Bulgarian Prime Minister Boiko Borissov said on January 6 2013 that members of the country’s centre-right ruling party GERB had been ordered to vote no in a referendum on further development of Bulgaria’s nuclear power station capacity.
The January 27 2013 referendum is a sequel to a major national political drama around the future of the long-planned Belene nuclear power station.
Bulgaria has a nuclear power station at Kozloduy, of which four units were shut down as a condition for the country’s admission in 2007 to the European Union.

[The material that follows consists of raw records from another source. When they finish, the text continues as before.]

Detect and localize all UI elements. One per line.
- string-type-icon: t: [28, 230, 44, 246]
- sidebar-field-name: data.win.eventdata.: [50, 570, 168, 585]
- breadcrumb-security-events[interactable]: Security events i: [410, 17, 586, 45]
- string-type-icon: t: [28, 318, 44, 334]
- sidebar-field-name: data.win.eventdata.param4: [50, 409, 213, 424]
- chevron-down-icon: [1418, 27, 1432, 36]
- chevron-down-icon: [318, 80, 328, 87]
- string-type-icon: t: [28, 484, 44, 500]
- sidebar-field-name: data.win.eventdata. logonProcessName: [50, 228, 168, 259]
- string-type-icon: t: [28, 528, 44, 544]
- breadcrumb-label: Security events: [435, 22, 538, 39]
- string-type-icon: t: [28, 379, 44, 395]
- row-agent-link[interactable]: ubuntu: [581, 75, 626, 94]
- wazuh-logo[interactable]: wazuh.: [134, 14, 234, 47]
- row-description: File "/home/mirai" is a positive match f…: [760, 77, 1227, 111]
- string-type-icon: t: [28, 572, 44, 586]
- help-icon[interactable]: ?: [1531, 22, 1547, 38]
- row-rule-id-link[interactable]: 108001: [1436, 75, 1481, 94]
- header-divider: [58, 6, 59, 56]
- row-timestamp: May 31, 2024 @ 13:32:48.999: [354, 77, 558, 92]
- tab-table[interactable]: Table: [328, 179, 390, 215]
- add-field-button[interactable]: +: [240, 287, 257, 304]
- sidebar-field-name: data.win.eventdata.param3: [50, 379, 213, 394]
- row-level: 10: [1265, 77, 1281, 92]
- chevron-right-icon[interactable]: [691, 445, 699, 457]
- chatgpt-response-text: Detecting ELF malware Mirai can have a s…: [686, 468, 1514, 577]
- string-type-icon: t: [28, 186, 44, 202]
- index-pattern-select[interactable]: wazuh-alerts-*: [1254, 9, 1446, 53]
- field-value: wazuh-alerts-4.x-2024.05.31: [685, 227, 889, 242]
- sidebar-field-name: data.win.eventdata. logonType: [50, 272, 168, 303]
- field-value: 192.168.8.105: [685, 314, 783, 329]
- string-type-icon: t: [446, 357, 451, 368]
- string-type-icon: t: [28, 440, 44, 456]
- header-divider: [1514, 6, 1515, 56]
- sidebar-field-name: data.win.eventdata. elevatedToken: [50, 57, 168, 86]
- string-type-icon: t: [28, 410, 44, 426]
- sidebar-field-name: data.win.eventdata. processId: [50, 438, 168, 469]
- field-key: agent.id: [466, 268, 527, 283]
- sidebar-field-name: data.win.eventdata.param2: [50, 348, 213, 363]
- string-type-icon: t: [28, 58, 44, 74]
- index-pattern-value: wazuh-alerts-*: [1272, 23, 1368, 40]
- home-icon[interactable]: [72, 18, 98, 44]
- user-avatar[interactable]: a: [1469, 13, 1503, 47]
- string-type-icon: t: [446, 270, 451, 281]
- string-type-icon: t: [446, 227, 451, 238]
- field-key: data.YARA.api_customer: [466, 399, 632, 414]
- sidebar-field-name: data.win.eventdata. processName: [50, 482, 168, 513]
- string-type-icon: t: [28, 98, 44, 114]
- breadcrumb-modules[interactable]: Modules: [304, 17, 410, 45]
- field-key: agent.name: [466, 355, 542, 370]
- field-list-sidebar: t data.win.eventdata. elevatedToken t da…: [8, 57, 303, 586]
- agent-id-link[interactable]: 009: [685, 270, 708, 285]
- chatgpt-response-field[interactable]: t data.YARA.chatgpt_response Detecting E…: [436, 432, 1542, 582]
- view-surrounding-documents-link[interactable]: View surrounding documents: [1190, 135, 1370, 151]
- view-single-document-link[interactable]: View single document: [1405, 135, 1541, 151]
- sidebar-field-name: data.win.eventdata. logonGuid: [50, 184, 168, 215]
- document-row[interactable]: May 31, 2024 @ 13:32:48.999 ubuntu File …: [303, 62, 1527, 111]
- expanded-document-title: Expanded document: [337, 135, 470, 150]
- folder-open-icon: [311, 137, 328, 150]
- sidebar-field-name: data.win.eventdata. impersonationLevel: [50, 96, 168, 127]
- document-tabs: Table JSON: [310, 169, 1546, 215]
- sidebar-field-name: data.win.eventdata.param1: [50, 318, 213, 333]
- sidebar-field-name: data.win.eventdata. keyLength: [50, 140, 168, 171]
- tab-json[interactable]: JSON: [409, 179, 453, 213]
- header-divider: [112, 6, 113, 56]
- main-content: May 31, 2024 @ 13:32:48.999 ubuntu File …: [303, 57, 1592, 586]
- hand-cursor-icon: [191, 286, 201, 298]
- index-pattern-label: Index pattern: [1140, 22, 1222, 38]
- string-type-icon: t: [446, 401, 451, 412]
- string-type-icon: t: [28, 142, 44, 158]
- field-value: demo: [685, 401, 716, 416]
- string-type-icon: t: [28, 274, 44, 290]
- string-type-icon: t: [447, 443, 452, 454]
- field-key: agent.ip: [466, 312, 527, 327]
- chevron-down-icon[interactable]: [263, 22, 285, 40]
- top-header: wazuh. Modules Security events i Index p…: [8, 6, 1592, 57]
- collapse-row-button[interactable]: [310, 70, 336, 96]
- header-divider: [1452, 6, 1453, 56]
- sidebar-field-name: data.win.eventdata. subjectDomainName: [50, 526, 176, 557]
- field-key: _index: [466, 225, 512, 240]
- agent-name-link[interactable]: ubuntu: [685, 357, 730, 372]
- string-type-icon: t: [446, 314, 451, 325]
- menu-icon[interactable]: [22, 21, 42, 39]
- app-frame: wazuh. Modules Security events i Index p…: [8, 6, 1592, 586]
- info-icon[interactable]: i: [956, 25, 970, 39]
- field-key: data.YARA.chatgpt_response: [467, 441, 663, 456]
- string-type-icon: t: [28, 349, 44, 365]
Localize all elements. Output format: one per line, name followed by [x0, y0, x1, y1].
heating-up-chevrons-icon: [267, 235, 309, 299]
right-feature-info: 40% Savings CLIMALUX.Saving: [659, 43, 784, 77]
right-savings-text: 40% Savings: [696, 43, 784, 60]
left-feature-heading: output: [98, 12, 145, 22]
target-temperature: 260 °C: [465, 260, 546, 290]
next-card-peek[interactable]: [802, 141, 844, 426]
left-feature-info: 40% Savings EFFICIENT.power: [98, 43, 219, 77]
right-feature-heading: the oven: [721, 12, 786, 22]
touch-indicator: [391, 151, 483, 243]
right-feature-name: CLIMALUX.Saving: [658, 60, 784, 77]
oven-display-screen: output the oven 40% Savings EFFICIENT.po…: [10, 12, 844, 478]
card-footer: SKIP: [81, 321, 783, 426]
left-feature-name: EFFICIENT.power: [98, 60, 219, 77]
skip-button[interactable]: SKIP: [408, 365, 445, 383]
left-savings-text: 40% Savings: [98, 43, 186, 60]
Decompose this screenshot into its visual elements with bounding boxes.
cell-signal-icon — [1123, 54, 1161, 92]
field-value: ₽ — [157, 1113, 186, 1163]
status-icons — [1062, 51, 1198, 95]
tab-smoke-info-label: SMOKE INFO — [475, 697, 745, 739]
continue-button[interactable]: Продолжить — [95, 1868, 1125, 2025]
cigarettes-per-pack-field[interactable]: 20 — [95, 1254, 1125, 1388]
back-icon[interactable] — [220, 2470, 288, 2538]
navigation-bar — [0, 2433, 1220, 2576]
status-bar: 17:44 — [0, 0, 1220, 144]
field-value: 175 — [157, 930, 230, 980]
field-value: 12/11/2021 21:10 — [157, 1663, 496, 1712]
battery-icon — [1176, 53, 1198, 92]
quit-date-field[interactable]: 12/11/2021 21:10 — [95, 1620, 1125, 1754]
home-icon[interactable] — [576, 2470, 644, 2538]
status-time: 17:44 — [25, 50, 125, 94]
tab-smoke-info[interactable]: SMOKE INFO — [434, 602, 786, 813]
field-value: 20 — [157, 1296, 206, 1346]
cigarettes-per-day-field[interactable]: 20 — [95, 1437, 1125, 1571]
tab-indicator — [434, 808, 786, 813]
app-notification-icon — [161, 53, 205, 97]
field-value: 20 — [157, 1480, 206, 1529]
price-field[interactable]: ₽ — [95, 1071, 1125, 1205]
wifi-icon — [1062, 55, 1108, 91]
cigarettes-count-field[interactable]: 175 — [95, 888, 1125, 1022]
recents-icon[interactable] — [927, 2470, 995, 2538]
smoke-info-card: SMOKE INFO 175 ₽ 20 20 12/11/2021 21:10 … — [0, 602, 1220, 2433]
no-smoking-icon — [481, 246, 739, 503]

Plans for a new power station at Belene on the Danube have been on the drawing board since the communist era, and after a hiatus, were revived by the Saxe-Coburg administration in 2003. However, driven the threatened financial burden and a lack of serious investment, Borissov’s GERB Cabinet said in March 2012 that it was drawing a line under the project.
The saga took a new twist when a mystery investor, said to be a US company but with significant links to Bulgarian figures who have advocated the continuation of Russian-linked Belene, emerged. Through the summer of 2012, the opposition Bulgarian Socialist Party gathered signatures for a national referendum on reviving Belene.
The referendum is to be held, although the specific mention of Belene has been excised from the question, which is about the general principle of further development of nuclear power capacity in Bulgaria.
“As far as the referendum is concerned, my instruction to the party will be to say no,” Borissov told a local television station on January 5.
“No, no, no – I say it clearly. Speaking outside the referendum, we back the idea for construction of a seventh reactor at the already existing Kozloduy NPP,” Borissov said.
Sergei Stanishev, former prime minister and leader of the opposition socialist party, reacted by saying that GERB did not want new nuclear energy and wanted Bulgaria’s electricity price to be determined by renewable energy “which is much pricier,” he said.
Opinion poll suggest that most Bulgarian support further development of nuclear energy. Belene has long been controversial not only for its Russian links but also because the proposed site for development is regarded by anti-nuke lobbyists as seismologically unsound.